Figure out how many channels you need to record:
A common mistake people make when purchasing a multitrack recorder is to purchase one that doesn’t have enough inputs. If you plan on recording bands or instrumental ensembles, you should invest in a recorder that has enough inputs to support each of the instruments or microphones that are going to be used in a single session. If you’re using the recorder to record only yourself playing, you’ll most likely be fine with just one or two audio inputs.
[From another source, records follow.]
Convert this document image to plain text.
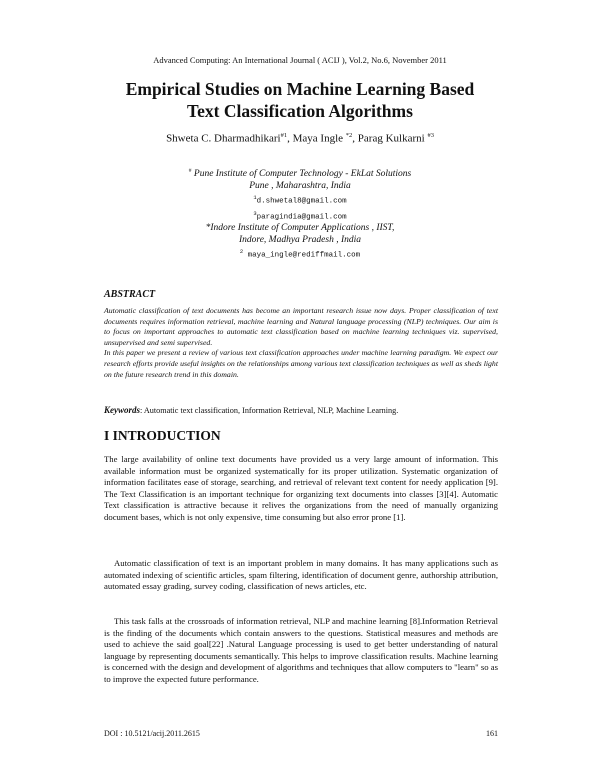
Advanced Computing: An International Journal ( ACIJ ), Vol.2, No.6, November 2011
Empirical Studies on Machine Learning Based
Text Classification Algorithms
Shweta C. Dharmadhikari$^{\#1}$, Maya Ingle $^{*2}$, Parag Kulkarni $^{\#3}$
# Pune Institute of Computer Technology - EkLat Solutions
Pune , Maharashtra, India
$^1$d.shwetal8@gmail.com
$^3$paragindia@gmail.com
*Indore Institute of Computer Applications , IIST,
Indore, Madhya Pradesh , India
$^2$ maya_ingle@rediffmail.com
ABSTRACT
Automatic classification of text documents has become an important research issue now days. Proper classification of text documents requires information retrieval, machine learning and Natural language processing (NLP) techniques. Our aim is to focus on important approaches to automatic text classification based on machine learning techniques viz. supervised, unsupervised and semi supervised.
In this paper we present a review of various text classification approaches under machine learning paradigm. We expect our research efforts provide useful insights on the relationships among various text classification techniques as well as sheds light on the future research trend in this domain.
Keywords: Automatic text classification, Information Retrieval, NLP, Machine Learning.
I INTRODUCTION
The large availability of online text documents have provided us a very large amount of information. This available information must be organized systematically for its proper utilization. Systematic organization of information facilitates ease of storage, searching, and retrieval of relevant text content for needy application [9]. The Text Classification is an important technique for organizing text documents into classes [3][4]. Automatic Text classification is attractive because it relives the organizations from the need of manually organizing document bases, which is not only expensive, time consuming but also error prone [1].
Automatic classification of text is an important problem in many domains. It has many applications such as automated indexing of scientific articles, spam filtering, identification of document genre, authorship attribution, automated essay grading, survey coding, classification of news articles, etc.
This task falls at the crossroads of information retrieval, NLP and machine learning [8].Information Retrieval is the finding of the documents which contain answers to the questions. Statistical measures and methods are used to achieve the said goal[22] .Natural Language processing is used to get better understanding of natural language by representing documents semantically. This helps to improve classification results. Machine learning is concerned with the design and development of algorithms and techniques that allow computers to "learn" so as to improve the expected future performance.
DOI : 10.5121/acij.2011.2615	161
Think about which features you need:
Today’s digital recorders vary greatly in the number and types of features they provide. While some will only perform the most basic of functions, such as allowing you to record audio and sequence it in real-time, others will include onboard effects, like equalization and reverb. Find a digital multitrack recorder that has the features you require, but be wary of products that pack tons of features into a low-priced package since they often have poor audio quality.
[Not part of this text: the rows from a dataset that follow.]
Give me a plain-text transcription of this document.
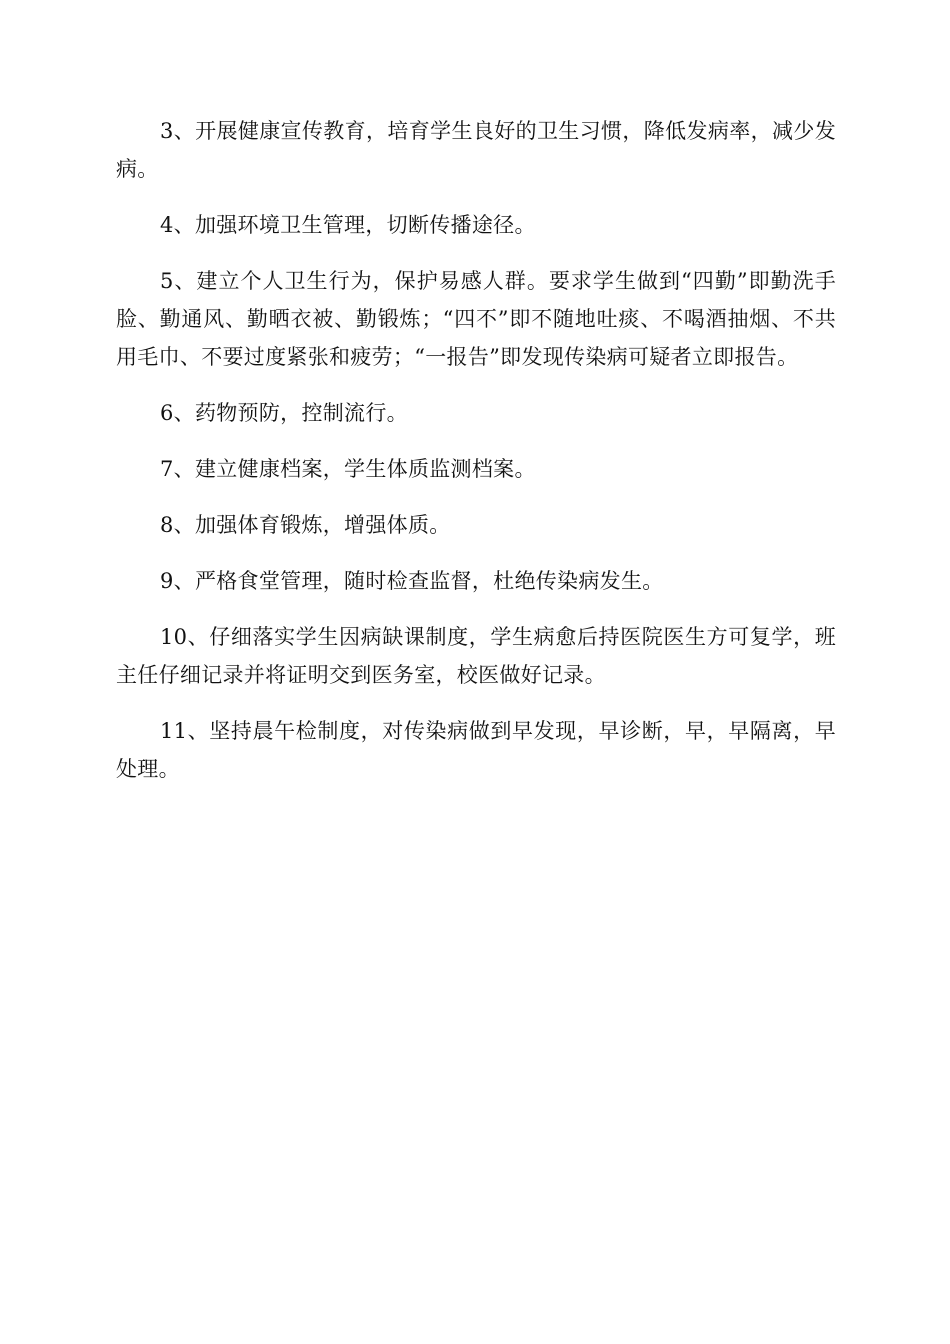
3、开展健康宣传教育，培育学生良好的卫生习惯，降低发病率，减少发病。

4、加强环境卫生管理，切断传播途径。

5、建立个人卫生行为，保护易感人群。要求学生做到“四勤”即勤洗手脸、勤通风、勤晒衣被、勤锻炼；“四不”即不随地吐痰、不喝酒抽烟、不共用毛巾、不要过度紧张和疲劳；“一报告”即发现传染病可疑者立即报告。

6、药物预防，控制流行。

7、建立健康档案，学生体质监测档案。

8、加强体育锻炼，增强体质。

9、严格食堂管理，随时检查监督，杜绝传染病发生。

10、仔细落实学生因病缺课制度，学生病愈后持医院医生方可复学，班主任仔细记录并将证明交到医务室，校医做好记录。

11、坚持晨午检制度，对传染病做到早发现，早诊断，早，早隔离，早处理。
Choose a product that provides the right sampling rate:
While some digital recorders allow you to choose the sampling rate at which you record, others do not. For professional recordings, you need to choose a device that offers a very high sampling rate that is well above the CD quality standard of 44.1 kHz. In fact, many professionals often record at a sampling rate of 88.2 kHz. If you plan on doing a mixture of lo-fi and hi-fi recordings, you may have to compromise on the recording device you choose by selecting a product that only allows you to set a sampling rate as high as 48 kHz. However, this sampling rate is more than high enough for most amateur audio purposes.
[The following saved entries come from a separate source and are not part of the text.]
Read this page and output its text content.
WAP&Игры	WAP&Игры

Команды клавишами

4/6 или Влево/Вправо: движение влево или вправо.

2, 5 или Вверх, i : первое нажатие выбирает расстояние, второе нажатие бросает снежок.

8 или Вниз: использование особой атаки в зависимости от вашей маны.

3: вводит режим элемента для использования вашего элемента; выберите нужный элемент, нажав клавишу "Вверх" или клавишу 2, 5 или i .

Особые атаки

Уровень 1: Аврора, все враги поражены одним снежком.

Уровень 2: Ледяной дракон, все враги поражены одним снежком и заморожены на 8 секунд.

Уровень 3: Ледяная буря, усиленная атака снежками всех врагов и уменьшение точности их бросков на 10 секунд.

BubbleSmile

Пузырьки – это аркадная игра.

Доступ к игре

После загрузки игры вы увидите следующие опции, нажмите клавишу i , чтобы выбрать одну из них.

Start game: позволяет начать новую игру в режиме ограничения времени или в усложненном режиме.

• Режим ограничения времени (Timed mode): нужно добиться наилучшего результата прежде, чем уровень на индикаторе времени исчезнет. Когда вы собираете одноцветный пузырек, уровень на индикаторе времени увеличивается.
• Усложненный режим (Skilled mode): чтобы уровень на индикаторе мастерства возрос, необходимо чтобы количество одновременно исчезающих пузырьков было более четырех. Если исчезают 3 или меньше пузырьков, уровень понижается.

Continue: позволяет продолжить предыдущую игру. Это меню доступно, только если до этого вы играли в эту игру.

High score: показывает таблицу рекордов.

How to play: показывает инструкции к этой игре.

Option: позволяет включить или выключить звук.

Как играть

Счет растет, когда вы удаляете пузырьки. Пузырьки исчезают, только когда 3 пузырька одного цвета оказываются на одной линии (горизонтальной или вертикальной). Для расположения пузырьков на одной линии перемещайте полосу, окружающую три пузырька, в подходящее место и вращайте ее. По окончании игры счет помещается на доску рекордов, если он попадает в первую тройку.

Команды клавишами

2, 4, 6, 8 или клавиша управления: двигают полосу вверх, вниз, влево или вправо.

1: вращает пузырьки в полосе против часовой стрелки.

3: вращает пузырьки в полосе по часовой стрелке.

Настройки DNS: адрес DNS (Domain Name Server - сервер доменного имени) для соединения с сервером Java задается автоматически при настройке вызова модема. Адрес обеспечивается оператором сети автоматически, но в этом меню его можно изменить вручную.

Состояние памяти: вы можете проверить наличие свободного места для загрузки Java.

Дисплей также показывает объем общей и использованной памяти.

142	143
Consider where you will use the multitrack recorder:
Multitrack recorders are available in a wide variety of sizes, ranging from being small enough to comfortably hang around your neck to being too large to even consider moving from its location. For field recordings, choose a portable multitrack recorder that you can comfortably hold in one hand. If you travel around recoding musicians, select a solid state recorder that is easy to transport in a backpack or messenger bag. If you have no need to transport the multitrack recorder anywhere, you are free to choose any size that works for you and your space.

Decide if you prefer hardware or software:
Some musicians and producers thrive when using hardware, but not when using software and vice versa. If you’re a hands-on person who struggles with software interfaces, you might want to stick with hardware. However, keep in mind that many software applications offer far more features and audio sampling-rates than their hardware counterparts. They can also save you money and are endlessly expandable since it is possible to add additional audio plugins to the application. People who like to use both hardware and software may want to consider purchasing a digital audio workstation (DAW), a portable audio interface, and a MIDI controller to control the software.

Figure out which audio formats you need:
Different software and hardware recorders will allow you to record in varying audio file formats, such as WAV, AIFF, and MP3. While some recorders will allow you to choose your preferred file format, others will not. Check the technical specifications on the digital recorder to figure out which formats it uses.

Always follow the cardinal rule – Try before you buy:
Finally, never purchase a digital multitrack recorder without trying it first. Trying out most software solutions is relatively easy: Download a demo version from the Web and use it until it expires. For hardware based systems, you’ll need to find a store that sells the digital audio recorders you’re interested in. Always call before you arrive to make sure they have what you’re looking for.